Rail staff seek help due to 1,000+ incidents

Rail workers have demanded extra resources to combat an epidemic of antisocial behaviour after the number of incidents recorded last year, breaking the 1,000 mark for the first time.

Rail staff seek help due to 1,000+ incidents

Rail workers have demanded extra resources to combat an epidemic of antisocial behaviour after the number of incidents recorded last year, breaking the 1,000 mark for the first time.

The number of reports by the public has more than doubled since 2016.

Data issued to the Irish Examiner by Irish Rail illustrated the extent of the issues on some rail lines, with 1,024 incidents reported by concerned members of the public. One third of these related to the consumption of drugs or alcohol.

While Irish Rail has taken a series of steps to combat these issues, there has been a sharp increase in the volume of complaints about aggressive and antisocial behaviour, drinking and drug- taking, and a number of other issues.

In 2016, there were 492 incidents of antisocial behaviour recorded by Irish Rail, less than half of what has been recorded this year. There has been a steady rise since. In 2017, 680 incidents were recorded, a figure that increased to 789 in 2018.

By October 2019, it had reached 971 and before the end of the year, it had climbed to 1,024.

A breakdown of the type of issues recorded by Irish Rail shows drug consumption or alcohol accounted for a third of all complaints.

The full breakdown is as follows:

  • Anti-social behaviour: 94;
  • Aggressive behaviour: 247;
  • Boisterous behaviour: 77;
  • Consumption of alcohol/Drugs: 338;
  • False activation of passenger alarms on train: 72;
  • Fighting, ‘horseplay’ orpassenger disturbance: 56;
  • Lewd behaviour: 27;
  • Person(s) under theinfluence of alcohol: 113.

Irish Rail also provided a breakdown of the location of these issues, with routes connecting to Heuston seeing the most incidents reported.

The Dart and the northern line are the next most frequent.

In a statement to the Irish Examiner, a spokesperson for Irish Rail said: “We work closely with the gardaí and our security contractor to reduce the instances of antisocial behaviour on our services and at our stations.
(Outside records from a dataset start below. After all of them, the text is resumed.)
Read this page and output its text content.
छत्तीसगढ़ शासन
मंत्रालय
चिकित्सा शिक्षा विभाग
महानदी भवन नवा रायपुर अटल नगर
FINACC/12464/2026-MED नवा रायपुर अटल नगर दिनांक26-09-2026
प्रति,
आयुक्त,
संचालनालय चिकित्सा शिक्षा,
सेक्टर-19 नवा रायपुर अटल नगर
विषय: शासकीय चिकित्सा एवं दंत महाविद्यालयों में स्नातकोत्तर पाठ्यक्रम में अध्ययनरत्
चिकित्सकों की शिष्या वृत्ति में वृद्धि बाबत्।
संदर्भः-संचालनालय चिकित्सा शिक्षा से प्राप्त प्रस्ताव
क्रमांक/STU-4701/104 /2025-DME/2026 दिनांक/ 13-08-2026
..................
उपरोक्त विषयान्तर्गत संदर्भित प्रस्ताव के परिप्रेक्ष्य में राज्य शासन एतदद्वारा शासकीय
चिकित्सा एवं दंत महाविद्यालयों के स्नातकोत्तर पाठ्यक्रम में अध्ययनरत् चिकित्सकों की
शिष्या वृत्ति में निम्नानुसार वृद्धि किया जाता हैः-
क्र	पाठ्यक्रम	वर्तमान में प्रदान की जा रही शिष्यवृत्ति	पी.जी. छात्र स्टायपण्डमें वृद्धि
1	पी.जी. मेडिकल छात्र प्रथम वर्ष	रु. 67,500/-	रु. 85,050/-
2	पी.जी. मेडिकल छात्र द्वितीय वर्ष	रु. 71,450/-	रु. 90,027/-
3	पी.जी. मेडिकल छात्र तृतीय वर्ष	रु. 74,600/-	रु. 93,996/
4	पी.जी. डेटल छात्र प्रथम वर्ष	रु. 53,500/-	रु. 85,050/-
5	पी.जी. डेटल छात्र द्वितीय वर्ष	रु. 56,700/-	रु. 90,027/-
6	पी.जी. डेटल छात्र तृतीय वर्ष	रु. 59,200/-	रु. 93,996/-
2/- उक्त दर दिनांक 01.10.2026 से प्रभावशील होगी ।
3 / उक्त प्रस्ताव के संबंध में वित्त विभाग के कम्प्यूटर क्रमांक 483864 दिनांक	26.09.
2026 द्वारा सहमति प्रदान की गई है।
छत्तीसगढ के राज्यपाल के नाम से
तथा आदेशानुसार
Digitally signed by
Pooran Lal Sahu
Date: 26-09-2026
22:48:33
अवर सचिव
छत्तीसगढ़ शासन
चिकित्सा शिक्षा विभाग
We have also recently appointed a senior security advisor to implement anti-social behaviour reduction strategies.

Every instance of anti- social behaviour that our customers or staff are victim of or witness to is distressing. Overall, although in an upward trajectory, numbers are still relatively low.

Aidan Reid, a former chief superintendent with An Garda Síochána, has been hired by Irish Rail as a senior security consultant.

The company has also posted dedicated security teams at certain stations, including several on the northside line of the Dart where issues are frequent, including Clongriffin and Donaghmede.

There is also ongoing close co-operation with the gardaí and investments in the quality of walkways and public lighting at certain stations.

In August, Irish Rail also introduced a text alert system for Dart passengers in real time.

The National Bus and Rail Union has repeatedly called for the introduction of dedicated transport police to combat what it has termed “an epidemic of antisocial behaviour”.

The union’s general secretary, Dermot O’Leary, said the use of private security on public transport will not solve the issues as it is still necessary to hand offenders over to gardaí, resulting in red tape and delays in prosecutions.

Mr O’Leary said that extra resources are essential to reverse the trends.

“If extra resources were made available to gardaí, they could travel in the hotspots and be on the ground when incidents occur rather than trying to investigate after the fact,” Mr O’Leary said.

The union has written to Transport Minister Shane Ross to request his support in its campaign, saying “a safe public transport system is something all stakeholders should aspire towards”.

In the letter, Mr O’Leary wrote: “Minister, I certainly do not want to have to find myself in a position where a serious incident or worse has me castigating your office and that of government for not acting sooner.”